The Snapfire 8 follows similar design cues to the big daddy Swarmfire in that it's got that big whale looking front but then sort of slims out at the back, with a rather aggressive cut out part for your thumb that makes it sort of resemble those old Star Trek phasers.
It's quite comfortable to hold, and has a very long grip for big hands. I don't have big hands, but that's ok:D It's a lot smaller than I thought it'd be, but the fatness of the muzzle makes it impossible to easily holster/pocket, but there's no loops anywhere to clip it to your belt or anything.
It's shape actually looks almost... comical, like a Marvin the Martian style blaster; whereas Nerf's other lines seem to be looking quite tough and realistic in design, the Dart Tag blasters seem to really be wanting to go a different route, similar to sporting equipment, which is true to its general marketing message of Dart Tag being a new "action sport".
The Snapfire 8's selling point is it's a non battery powered semi automatic with two main settings- "speed" and "power". There is a dial at the bottom of the grip that you gradually rotate and that allows you to customise your desired setting depending on how you like to play.
What it basically is doing is increasing the resistance that fires the dart and in turn that of the trigger- if you want more power, the trigger is really stiff to pull back but allows for your darts to fire further, whereas the speed setting is much softer but you sacrifice the power and hence full range available.
It's kind of fiddly to do, and after a while you just set it once and leave it alone. To be honest I found I just wanted to leave it on the "Power" setting and just deal with the ridiculously stiff trigger.
Speaking of the trigger, it's a totally unique system I've yet to see before- you can see in the picture above it's in three parts that 'fold' into each other on the squeeze. With each pull, the trigger fires a dart and advances the barrel to the next chamber, with the dart leaving once the trigger has completely folded into the last piece. This does away with a cocking mechanism, and on full trigger pull, you can really hear the very dense "thunk/click/boing" sound of the dart firing. Or maybe it's my finger snapping:P
|Trigger is over double in length of ordinary trigger distance|
|You can see my finger barely makes it around the trigger.|
After a full 8 rounds fired, my finger wasn't very happy with me, and after reloading it several times, my hand in general basically told me where to go:P A friend of mine with very small girlie hands (being a girl) couldn't fire the Snapfire 8 on Power mode with one hand- she needed both and she basically handed it back to me and said 'I don't like it'. This is definitely NOT an ergonomically friendly blaster, and dual wielding them, while technically possible is not going to feel fun in your weaker hand. I'm sure with enough practice and training it'll be fine, but for me thus far..i'm with my friend on this one- it wasn't comfortable.

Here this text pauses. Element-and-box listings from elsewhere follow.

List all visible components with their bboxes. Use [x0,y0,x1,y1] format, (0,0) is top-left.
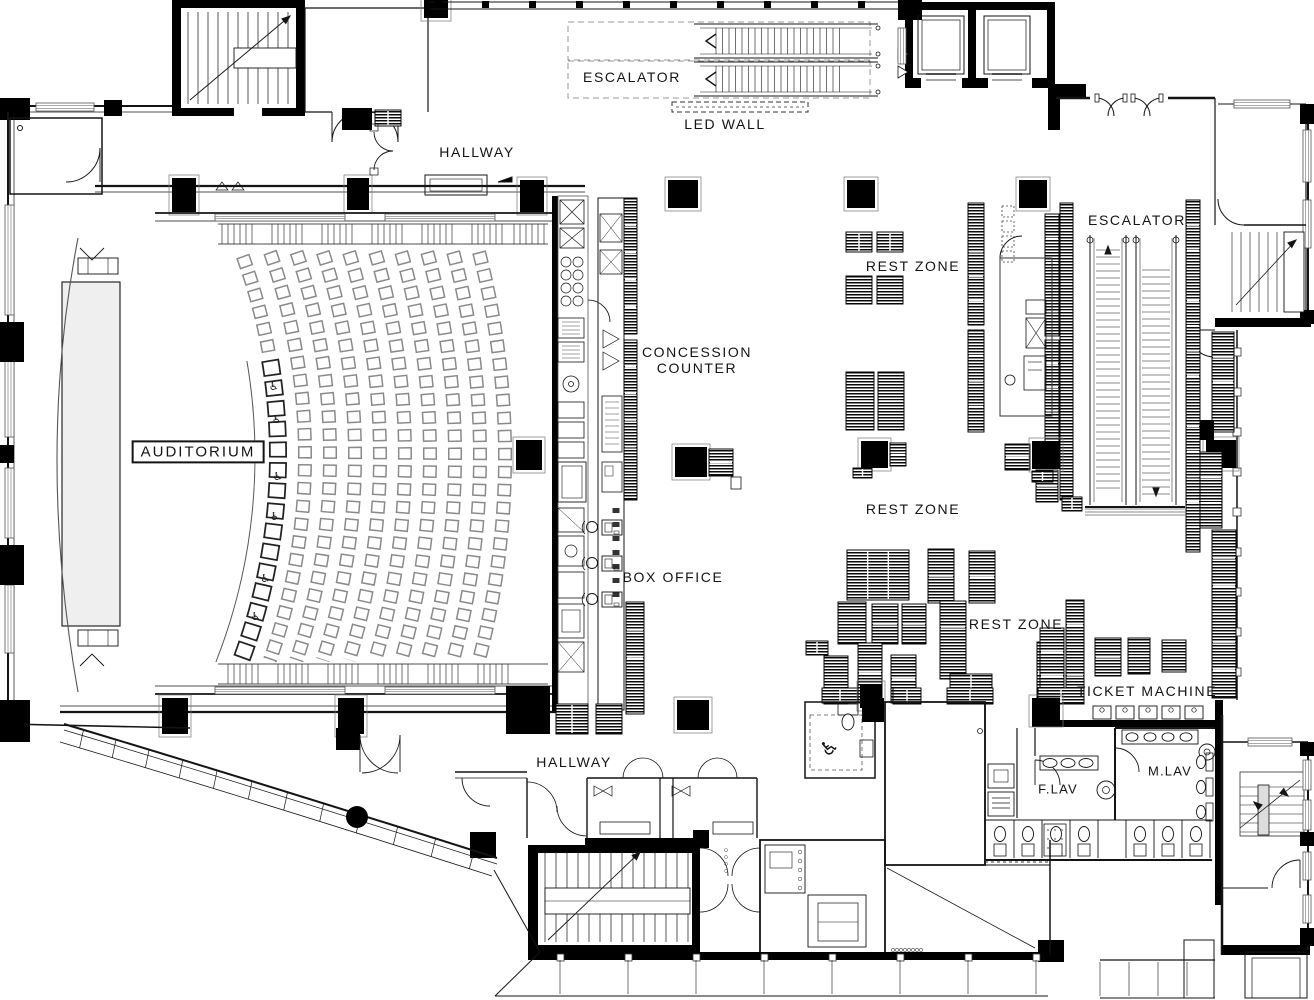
label-m-lav: M.LAV [1148,765,1192,780]
label-escalator-right: ESCALATOR [1088,212,1186,228]
label-hallway-bottom: HALLWAY [536,754,612,770]
label-rest-zone-3: REST ZONE [969,616,1063,632]
svg-text:♿: ♿ [272,413,282,426]
label-f-lav: F.LAV [1038,783,1078,798]
svg-text:♿: ♿ [260,572,270,585]
label-led-wall: LED WALL [684,116,766,132]
label-auditorium: AUDITORIUM [132,440,265,463]
svg-text:♿: ♿ [273,470,283,483]
label-rest-zone-1: REST ZONE [866,258,960,274]
label-rest-zone-2: REST ZONE [866,501,960,517]
svg-text:♿: ♿ [815,732,843,762]
svg-text:♿: ♿ [270,510,280,523]
floor-plan: ♿♿♿♿♿♿♿ ESCALATOR LED WALL HALLWAY ESCAL… [0,0,1314,1000]
svg-text:♿: ♿ [269,380,279,393]
label-hallway-top: HALLWAY [439,144,515,160]
svg-text:♿: ♿ [251,610,261,623]
label-concession-counter: CONCESSION COUNTER [642,344,752,376]
label-escalator-top: ESCALATOR [583,69,681,85]
floor-plan-canvas: ♿♿♿♿♿♿♿ [0,0,1314,1000]
label-ticket-machine: TICKET MACHINE [1077,683,1217,699]
label-box-office: BOX OFFICE [623,569,724,585]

|Pulling the trigger isn't at all comfortable and cuts into your finger|
The difference between the speed and power settings was noticeable but wasn't THAT great in performances (but quite a bit in ergonomics) and I also found it quite inconsistent- sometimes you'd get a great shot out and others a tad more on the dribble side. The new improved Sharpshot better ranges from my test shots done to date. Because of the trigger mechanism is so stiff and requires it to be completely pulled to fire, you won't be able to pump out darts as rapid as a Barricade or Hailfire.
|All the way depressed. You can see how much grip is left for small hands.|
It's design makes it difficult to pocket or holster, and while I wanted to think I'd be dual wielding these pups in full John Woo style, in the end the erratic performances and awkwardness of the firing mechanism just left me thinking no- long time play makes my index fingers feel like they've been sawn in two. It's a novel idea and as always, if you can get one for cheap, sure do it, but I'm not sure it's going to be a game changer any time soon. I don't hate it; I just think it wasn't quite what I was expecting and perhaps my expectations were too high- happy to hear your thoughts on it if you've got one.
From what I know, only available in Singapore atm, and with shipping cost me around 40 bucks each so probably not quite worth it. I'd be waiting for a domestic release where it should be much cheaper.